İşte bu yüzden yerleşim birimlerinin zemin haritalamalarının yapılmasını ve risk durumuna göre de bu yerleşkelerde "kentsel dönüşüme gidilmesi" gerektiğini söylemiş Erarslan...

Peki, kentlerde zemin etüdü kontrollerini kim yapacak?.. Erarslan, "jeofizik mühendisleri"ne dikkat çekmiş ancak belediyelerin onları istihdam etmekten kaçındığından da yakınmış...
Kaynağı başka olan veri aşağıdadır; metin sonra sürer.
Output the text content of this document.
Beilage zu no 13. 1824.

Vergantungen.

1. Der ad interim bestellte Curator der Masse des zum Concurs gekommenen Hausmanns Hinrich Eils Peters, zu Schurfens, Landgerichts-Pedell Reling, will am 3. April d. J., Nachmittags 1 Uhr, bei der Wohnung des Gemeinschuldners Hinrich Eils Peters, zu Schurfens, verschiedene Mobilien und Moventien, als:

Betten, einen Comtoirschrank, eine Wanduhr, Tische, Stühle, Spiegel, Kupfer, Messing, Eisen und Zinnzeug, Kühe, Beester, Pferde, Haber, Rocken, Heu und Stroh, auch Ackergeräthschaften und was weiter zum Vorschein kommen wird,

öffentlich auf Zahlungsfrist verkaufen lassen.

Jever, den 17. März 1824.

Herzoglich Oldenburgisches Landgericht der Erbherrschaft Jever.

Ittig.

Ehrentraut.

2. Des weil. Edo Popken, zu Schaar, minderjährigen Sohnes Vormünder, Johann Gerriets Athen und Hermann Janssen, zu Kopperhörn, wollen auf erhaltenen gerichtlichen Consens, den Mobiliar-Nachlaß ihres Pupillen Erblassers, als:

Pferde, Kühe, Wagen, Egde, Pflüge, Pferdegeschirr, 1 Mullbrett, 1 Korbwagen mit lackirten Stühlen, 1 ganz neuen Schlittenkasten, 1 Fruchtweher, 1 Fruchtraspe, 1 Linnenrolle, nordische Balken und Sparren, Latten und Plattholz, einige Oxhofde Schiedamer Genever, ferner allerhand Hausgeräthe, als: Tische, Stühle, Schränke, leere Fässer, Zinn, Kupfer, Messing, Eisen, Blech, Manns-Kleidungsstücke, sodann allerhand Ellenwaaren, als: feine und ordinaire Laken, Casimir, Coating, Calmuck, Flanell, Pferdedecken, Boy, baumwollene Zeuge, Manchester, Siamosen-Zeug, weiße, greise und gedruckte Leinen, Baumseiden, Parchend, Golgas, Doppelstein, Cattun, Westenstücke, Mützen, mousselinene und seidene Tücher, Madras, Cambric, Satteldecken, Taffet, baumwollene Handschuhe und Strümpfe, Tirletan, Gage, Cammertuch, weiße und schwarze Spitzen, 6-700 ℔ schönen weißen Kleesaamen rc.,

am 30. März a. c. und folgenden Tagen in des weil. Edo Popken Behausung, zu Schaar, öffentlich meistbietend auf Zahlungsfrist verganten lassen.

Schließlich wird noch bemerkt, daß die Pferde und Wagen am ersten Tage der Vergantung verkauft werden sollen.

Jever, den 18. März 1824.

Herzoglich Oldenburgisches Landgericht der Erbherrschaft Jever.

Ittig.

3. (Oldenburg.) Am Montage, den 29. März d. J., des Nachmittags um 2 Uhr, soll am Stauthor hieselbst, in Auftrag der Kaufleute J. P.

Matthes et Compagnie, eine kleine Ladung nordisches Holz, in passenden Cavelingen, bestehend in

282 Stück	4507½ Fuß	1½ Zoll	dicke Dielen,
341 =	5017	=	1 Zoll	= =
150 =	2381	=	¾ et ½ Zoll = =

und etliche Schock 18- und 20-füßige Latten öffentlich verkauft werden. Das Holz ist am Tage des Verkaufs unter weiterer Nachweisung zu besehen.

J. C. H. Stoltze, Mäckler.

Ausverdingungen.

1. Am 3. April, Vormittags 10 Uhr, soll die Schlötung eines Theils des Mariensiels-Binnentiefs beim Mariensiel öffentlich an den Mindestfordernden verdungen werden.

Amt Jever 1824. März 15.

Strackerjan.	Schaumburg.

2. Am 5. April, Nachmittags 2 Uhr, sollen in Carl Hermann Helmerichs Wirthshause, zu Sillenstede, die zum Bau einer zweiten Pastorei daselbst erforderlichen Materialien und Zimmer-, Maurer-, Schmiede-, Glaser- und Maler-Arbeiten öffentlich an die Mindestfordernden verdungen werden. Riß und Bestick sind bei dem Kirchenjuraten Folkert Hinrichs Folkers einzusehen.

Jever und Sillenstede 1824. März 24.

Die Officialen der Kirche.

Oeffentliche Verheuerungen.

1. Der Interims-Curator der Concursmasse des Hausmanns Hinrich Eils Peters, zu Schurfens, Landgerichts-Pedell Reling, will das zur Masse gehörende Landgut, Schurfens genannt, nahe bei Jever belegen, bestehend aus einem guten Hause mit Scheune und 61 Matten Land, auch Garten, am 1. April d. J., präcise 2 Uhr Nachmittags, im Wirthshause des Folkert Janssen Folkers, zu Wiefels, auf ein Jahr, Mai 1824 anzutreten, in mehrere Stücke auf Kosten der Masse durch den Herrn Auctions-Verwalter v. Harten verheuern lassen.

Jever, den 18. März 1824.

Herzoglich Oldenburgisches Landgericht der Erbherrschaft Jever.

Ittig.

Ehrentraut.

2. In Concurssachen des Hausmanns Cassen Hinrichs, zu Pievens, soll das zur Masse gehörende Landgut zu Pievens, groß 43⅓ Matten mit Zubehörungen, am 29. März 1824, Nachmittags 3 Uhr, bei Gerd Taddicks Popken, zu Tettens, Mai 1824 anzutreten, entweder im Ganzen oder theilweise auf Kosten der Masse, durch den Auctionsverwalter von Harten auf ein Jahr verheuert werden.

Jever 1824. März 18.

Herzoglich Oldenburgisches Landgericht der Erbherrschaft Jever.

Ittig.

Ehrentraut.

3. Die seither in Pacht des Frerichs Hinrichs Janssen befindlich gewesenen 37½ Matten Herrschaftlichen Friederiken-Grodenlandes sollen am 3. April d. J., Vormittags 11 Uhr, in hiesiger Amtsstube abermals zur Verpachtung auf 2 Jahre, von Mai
İlgili kurumları da şöyle uyarmış Eraslan;

"Yerel Yönetimlerde, jeofizik mühendisi istihdamları ivedi şekilde yapılmalı, zemin etüdü kontrollerinin takipleri ciddiyetle gerçekleştirilmelidir. Zemin - mevcut yapı stoğu arasındaki problemlerin tespitinde de jeofizik mühendisleri yerlerini almalıdır... Kentlerin ilgili dinamiklerini biraraya getiren Afet Risk Yönetimi kurulmalı, valilik, yerel yönetimler, kamu kurumları, sivil toplum örgütleri, ilgili meslek odaları, özel sektör, özellikle gönüllülerle, afet öncesi bilinçlendirme, afet anı korunma ve afet sonrası müdahale ve yara sarma çalışmalarının yapılması şarttır.

Önlenemez afetlerden olan depremin sonrasında büyük kayıpların olmaması, ancak afet öncesindeki önlemlerle sağlanabilir."

Bu kadar bilgi, saptama, araştırma verileri ve uzmanların uyarılarını sıraladıktan sonra geriye söylenecek tek söz kalıyor;

Türkiye binmiş bir alamete, gidiyor kıyamete!!!